Nachbereitung und Ausblick
Die Tage jetzt, nach der Veranstaltung, sind voll davon die positiven Eindrücke des Wochenendes zu verarbeiten. So wie wir gehört haben, sind alle Teilnehmer wieder wohlbehalten an ihre Heimatstandorte zurückgekehrt und der Jungmann EC-DKX ist in Schönhagen in guten Händen. Für das Organisationsteam ist die Arbeit jedoch noch nicht vorüber – geliehene Ausrüstung muss zurückgegeben werden, Rechnungen müssen bezahlt werden, Helfern wird gedankt, die Flugbewegungen werden ausgewertet und es geht an die Nachbereitung der Bilder, der Videos and der vielen geführten Gespräche. Hierzu gehört die neue Bilddatenbank (Fotogalerie) welche wir unter www.buecker-museum.de eingerichtet haben, ebenso wie dieser Bericht. Es gehört aber auch dazu, zu reflektieren was gut gelaufen ist und was hätte besser sein können – jetzt da die Erinnerungen noch frisch sind, ist es der beste Zeitpunkt – um für ein eventuelles nächstes Mal zu lernen.

Vielleicht war es das letzte Mal, dass wir eine solche Veranstaltung in Rangsdorf hatten - wir hoffen es jedenfalls nicht.
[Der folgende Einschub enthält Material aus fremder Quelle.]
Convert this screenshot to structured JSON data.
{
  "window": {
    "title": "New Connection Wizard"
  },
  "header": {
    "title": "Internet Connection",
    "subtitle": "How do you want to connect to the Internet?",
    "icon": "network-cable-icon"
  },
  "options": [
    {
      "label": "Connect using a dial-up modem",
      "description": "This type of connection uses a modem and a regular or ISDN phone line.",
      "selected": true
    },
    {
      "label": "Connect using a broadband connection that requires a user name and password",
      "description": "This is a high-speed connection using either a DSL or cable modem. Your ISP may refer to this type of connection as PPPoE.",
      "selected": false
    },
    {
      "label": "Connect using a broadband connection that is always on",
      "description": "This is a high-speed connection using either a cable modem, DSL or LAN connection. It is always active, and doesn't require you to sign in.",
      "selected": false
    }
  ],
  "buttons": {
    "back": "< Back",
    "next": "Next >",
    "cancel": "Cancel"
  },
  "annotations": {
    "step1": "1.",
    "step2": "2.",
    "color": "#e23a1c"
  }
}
Wir konnten mit dieser Veranstaltung deutlich machen, welchen Stellenwert Rangsdorf in der historischen Luftfahrt immer noch hat und welches Potential in diesem Gelände steckt, wenn man es entsprechend nutzt. Falls in zwei bis drei Jahren das Flugfeld noch existiert und sich wieder ein gutes Organisationsteam findet, würden wir gerne eine solche Veranstaltung wiederholen und zum nächsten Bücker Fly-In nach Rangsdorf einladen! Dass wir es können, haben wir bewiesen. Es gibt immer noch sehr viele Bücker-Piloten, denen der Rangsdorfer Stempel im Flugbuch fehlt, und diejenigen, die diesen bereits haben, kommen sicherlich gerne wieder. Mit großer Freude konnten wir in den letzten Tagen die Angebote vieler Einwohner Rangsdorfs zur Kenntnis nehmen, sich bei einer Wiederholung des Bücker Fly-In in Rangsdorf intensiv zu beteiligen. Wir streben dies an, alleine schon um den 2005 angemeldeten Schweizer und Österreicher Piloten die Möglichkeit zu geben, einmal auf diesem historischen Boden in Rangsdorf zu landen. Erste Vorbereitungen dazu beginnen jedenfalls schon jetzt!

Das Bücker Fly-In 2005 war ganz klar einer der Höhepunkte in der bisherigen Geschichte unseres Vereins. Das Organisationsteam hat viel gearbeitet, das ist normal und gehört nun einmal dazu. Aber die wirklich großartige Leistung wurde von den Piloten gebracht, welche sich zum Flug nach Rangsdorf angemeldet hatten. Ohne deren Einsatz wäre dieses Event nicht möglich gewesen!